Wengen is a magical car-free village with some of the most magnificent mountain views in the Alps. Located within Switzerland's Jungfrau region, this picturesque setting retains its historic roots; with the Wengernalpbahn cog railway trains remaining one of the principal forms of uphill transport within the region. To reach Wengen, you take the mountain railway which runs up from Lauterbrunnen on the valley floor before climbing upwards via the Kleine Scheidegg summit at 2,060m.
Although Wengen is certainly much livelier than its neighbour Mürren on the other side of the Lauterbrunnen valley, it is still a compact and traditional feeling village which offers plenty of Alpine charm. Most of the action is centred around one long main street, which offers stupendous views looking out to the surrounding Eiger, Monch and Jungfrau mountains. The calm, unhurried atmosphere of the village alongside an abundance of gentle, leisurely pistes makes for the ideal environment for families and groups which include non-skiers.
Resort Altitude: 1,275m
Resort Skiing: 2,970m
Total Ski Area: 224km
Blue Runs: 86km
Red Runs: 107km
Black Runs: 31km
Cross Country: 12km
Wengen shares the Jungfrau ski area with its neighbouring resort Grindelwald. Vast and varied in its terrain, Jungfrau skiing offers nearly 230km of pristine slopes as well as some outstanding off-piste skiing. The full area Jungfrau Top Ski Region pass covers this whole region, which will be sure to provide something for everyone from the testing runs down the Kleine Scheidegg mountain to the nursery slopes around Grindelwald.

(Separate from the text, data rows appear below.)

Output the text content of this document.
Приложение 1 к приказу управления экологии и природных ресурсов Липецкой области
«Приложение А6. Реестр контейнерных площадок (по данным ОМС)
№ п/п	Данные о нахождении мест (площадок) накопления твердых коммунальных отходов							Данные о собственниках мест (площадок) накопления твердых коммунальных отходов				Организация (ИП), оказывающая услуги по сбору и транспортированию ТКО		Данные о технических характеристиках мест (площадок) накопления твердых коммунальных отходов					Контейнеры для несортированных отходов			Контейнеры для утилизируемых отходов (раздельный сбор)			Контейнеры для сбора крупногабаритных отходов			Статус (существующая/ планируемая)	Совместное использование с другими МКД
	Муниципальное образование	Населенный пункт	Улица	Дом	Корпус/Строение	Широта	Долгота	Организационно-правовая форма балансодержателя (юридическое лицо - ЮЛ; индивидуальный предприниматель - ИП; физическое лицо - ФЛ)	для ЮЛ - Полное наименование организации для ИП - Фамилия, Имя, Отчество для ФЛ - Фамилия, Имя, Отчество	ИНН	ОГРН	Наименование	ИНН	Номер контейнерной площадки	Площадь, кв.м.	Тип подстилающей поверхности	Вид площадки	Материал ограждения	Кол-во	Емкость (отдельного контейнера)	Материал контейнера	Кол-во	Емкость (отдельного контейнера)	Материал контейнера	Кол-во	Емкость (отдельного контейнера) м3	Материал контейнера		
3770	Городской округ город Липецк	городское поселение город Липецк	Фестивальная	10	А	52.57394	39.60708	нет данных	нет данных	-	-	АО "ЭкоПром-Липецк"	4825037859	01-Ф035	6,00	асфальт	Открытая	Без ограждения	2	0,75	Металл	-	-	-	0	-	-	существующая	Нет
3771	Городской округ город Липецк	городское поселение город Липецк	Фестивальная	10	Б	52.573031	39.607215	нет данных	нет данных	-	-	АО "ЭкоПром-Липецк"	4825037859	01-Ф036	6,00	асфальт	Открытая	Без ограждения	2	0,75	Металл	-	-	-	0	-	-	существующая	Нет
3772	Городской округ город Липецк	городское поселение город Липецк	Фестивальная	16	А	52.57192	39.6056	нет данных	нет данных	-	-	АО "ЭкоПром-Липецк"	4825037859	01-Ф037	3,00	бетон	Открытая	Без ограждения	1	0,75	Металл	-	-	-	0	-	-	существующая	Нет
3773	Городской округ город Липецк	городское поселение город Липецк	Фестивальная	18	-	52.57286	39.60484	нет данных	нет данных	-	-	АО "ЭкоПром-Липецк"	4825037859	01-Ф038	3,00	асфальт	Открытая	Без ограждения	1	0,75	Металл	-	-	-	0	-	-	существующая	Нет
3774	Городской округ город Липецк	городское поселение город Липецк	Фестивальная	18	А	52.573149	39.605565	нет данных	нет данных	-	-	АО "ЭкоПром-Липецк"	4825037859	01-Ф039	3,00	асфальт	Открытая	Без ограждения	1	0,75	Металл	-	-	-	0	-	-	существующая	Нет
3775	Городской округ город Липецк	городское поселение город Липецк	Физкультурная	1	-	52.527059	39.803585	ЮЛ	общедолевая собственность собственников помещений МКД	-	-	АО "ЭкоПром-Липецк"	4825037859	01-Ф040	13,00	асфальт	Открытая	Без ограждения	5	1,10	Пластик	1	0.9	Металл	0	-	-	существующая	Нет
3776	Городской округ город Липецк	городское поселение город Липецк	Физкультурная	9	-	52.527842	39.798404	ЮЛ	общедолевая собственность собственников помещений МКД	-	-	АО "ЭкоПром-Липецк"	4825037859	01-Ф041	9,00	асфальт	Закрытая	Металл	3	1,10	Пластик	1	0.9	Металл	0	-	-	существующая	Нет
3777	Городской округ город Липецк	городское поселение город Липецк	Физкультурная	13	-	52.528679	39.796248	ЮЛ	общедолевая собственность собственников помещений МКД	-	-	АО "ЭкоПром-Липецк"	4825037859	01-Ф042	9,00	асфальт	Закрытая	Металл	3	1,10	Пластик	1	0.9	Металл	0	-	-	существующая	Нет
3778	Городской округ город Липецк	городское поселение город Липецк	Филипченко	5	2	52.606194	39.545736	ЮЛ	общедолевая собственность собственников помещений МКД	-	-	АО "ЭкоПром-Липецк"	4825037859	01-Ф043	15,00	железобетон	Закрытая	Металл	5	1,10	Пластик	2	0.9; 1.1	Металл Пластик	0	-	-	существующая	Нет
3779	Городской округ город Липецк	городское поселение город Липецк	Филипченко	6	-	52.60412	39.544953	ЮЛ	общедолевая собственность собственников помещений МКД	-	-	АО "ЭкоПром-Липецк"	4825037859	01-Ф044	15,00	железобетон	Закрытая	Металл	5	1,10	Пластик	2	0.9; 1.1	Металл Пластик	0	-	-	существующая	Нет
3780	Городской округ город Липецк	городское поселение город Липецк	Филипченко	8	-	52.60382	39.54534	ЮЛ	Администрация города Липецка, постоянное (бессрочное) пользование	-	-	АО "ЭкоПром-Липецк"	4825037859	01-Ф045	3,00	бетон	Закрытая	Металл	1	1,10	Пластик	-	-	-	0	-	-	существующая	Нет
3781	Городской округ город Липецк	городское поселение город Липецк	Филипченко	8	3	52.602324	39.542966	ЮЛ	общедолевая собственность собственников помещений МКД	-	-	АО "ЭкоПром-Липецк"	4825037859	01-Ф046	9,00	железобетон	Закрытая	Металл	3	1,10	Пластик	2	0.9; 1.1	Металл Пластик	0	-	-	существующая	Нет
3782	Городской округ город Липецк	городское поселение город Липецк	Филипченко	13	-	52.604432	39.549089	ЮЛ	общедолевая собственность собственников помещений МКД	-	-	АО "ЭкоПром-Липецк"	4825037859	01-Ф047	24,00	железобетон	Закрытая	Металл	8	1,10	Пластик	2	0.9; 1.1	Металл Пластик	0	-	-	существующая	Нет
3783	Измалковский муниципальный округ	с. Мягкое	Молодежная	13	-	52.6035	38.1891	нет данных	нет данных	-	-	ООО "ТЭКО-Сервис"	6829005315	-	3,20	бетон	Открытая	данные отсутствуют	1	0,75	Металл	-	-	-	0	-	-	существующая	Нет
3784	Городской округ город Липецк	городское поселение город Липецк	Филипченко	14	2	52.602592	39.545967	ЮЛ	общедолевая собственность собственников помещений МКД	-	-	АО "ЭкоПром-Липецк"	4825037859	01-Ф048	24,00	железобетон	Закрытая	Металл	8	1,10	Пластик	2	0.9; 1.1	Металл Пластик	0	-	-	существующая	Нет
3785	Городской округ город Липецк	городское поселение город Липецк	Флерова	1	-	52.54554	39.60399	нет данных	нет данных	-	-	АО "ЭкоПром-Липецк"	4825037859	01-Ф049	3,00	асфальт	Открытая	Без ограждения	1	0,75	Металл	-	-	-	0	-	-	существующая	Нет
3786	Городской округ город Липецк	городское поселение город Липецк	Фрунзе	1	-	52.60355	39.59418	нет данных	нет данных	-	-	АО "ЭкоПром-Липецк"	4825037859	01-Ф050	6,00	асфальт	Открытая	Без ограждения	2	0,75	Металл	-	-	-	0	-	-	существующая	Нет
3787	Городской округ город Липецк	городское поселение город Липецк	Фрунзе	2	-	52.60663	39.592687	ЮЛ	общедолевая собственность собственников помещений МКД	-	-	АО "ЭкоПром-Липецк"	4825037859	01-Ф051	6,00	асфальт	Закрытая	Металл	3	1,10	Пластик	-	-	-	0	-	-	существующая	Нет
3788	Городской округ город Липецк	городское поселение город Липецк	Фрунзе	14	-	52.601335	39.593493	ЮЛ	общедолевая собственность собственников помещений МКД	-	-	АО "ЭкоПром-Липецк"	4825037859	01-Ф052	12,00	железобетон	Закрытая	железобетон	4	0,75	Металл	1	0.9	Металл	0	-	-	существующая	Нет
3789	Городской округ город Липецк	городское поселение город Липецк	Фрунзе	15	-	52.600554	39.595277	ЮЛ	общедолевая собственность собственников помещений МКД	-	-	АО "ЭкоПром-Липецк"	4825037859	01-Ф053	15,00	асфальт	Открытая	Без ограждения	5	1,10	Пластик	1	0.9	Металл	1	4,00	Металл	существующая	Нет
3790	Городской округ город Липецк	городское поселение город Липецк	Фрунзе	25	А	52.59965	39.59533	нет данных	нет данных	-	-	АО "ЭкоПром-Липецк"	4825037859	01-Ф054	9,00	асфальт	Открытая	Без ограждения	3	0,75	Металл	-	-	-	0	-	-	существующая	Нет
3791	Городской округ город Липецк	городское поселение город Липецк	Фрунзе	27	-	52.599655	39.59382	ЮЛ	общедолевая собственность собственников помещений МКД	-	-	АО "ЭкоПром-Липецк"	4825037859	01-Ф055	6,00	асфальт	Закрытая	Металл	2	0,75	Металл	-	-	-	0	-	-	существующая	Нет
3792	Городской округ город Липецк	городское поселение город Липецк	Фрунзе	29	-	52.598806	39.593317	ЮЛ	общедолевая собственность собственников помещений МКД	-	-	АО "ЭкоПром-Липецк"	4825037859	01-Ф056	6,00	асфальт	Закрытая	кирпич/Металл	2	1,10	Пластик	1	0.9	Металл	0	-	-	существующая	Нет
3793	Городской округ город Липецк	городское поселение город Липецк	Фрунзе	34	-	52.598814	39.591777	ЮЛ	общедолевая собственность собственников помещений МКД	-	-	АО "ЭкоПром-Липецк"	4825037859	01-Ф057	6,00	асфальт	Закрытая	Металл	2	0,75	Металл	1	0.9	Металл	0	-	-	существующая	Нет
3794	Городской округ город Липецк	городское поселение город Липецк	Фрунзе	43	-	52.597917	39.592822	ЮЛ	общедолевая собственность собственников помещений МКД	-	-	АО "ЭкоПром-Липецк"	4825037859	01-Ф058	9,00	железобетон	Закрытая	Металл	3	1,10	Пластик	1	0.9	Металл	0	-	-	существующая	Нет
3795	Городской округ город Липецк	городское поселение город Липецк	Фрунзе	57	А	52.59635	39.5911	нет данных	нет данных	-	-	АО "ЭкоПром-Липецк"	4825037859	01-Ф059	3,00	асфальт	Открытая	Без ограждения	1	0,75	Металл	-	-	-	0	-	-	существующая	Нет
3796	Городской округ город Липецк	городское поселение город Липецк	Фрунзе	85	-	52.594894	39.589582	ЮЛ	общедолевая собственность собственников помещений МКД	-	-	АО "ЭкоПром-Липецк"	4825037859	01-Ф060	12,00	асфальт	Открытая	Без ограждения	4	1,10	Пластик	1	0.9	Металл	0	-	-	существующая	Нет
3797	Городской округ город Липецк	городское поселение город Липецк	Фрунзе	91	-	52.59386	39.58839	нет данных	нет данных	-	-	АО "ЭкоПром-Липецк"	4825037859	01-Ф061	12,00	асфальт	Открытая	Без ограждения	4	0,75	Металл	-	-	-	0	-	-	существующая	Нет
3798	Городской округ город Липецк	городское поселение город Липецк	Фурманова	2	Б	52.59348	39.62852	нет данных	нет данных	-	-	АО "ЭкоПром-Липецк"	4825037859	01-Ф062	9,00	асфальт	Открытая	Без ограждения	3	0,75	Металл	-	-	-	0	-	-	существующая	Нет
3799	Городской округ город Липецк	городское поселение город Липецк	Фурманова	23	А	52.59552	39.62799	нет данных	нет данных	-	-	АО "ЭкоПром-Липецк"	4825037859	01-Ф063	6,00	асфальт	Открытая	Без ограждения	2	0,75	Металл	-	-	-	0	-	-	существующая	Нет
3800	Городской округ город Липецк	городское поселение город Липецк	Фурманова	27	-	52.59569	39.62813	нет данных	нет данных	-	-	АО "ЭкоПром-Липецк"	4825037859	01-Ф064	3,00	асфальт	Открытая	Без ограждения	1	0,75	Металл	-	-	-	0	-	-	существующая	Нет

Wengen is famous in ski racing for its intimidating Lauberhorn Men’s Downhill World Cup race which is held every January. Experts can try out this challenging descent for themselves, or head to the fearsome Black Rock run which starts at the base of the Eiger and the almost vertical Kanonenrohr in Mürren. The runs in the Wengen/Grindelwald sector are mostly blues or gentle reds. These are perfect for intermediate skiers and the dramatic mountain scenery that surrounds them is an important additional pleasure.
Kleine Sheidegg offers plenty of wide-open red runs which are excellent territory for boarders looking to build up technique and practice their carving. Beginners should be aware of the flat and narrow sections between pistes which may prove a challenge without having experience of negotiating such terrain on a board. In Wengen, there is a beginner's snowpark, whilst Grindelwald offers a much larger park with 850m of kickers, four rails, seven boxes and much more.
Wengen offers the choice of several ski schools which provide instruction in skiing and snowboarding across the combined Wengen-Grindelwald ski area. Swiss Ski and Snowboard School Wengen offers morning and afternoon group lessons from Sunday through to Friday as well as private lessons. Altitude is a well-known chain which typically will offer native-English instructors who can provide additional teaching in areas such as off-piste, bumps, racing and freestyle.
Off-mountain childcare is available at the Playhouse in the Sports Pavillion for children aged above 18 months from Sunday to Friday in winter; whilst the Sunshine Creche at the top of the Mannlichen lift station will look after children aged one month to eight years old from 8.30 until 5pm daily from Christmas through to Easter.
The Kleine Scheidegg ski area offers a good selection of dining options, such as the Crewe Junction of the Alps, which has a giant Tipi tent serving barbecue food. The Spycher hut is another great novelty dining experience, with an accompanying ice bar from which you can enjoy a refreshing drink in the late afternoon sunshine. Down in the town, most of the restaurants are in Wengen's hotels. The Hotel Regina's Chez Meyer offers fine dining with panoramic views of the surrounding valley.
Après-ski begins on the slopes in Wengen and most people stop off for a beer, a schnapps or an alcoholic coffee on their way home at places such as Mary’s Café and the Schnee Bar outside the Hotel Brunner. Pickel Bar is a cosy stop off in the basement of the Hotel Eiger, whilst the hotel bar of the Sunstar has a good ambience and is popular with non-residents. The Tanne is a lively cocktail bar appealing to a younger set, while later at night the party continues at Hasenstall bar until 5.00am.
There are plenty of off-slope activities in Wengen for non-skiers. The town's cinema shows English films and there are plenty of interesting shops and dining experiences to enjoy. The resort also has a multitude of alternative sports activities on offer, such as heli-skiing, curling, hiking, hang-gliding, bowling and indoor tennis. Those on the pursuit of some rest and relaxation will enjoy use of the resort's spa facilities, sauna and indoor swimming pool.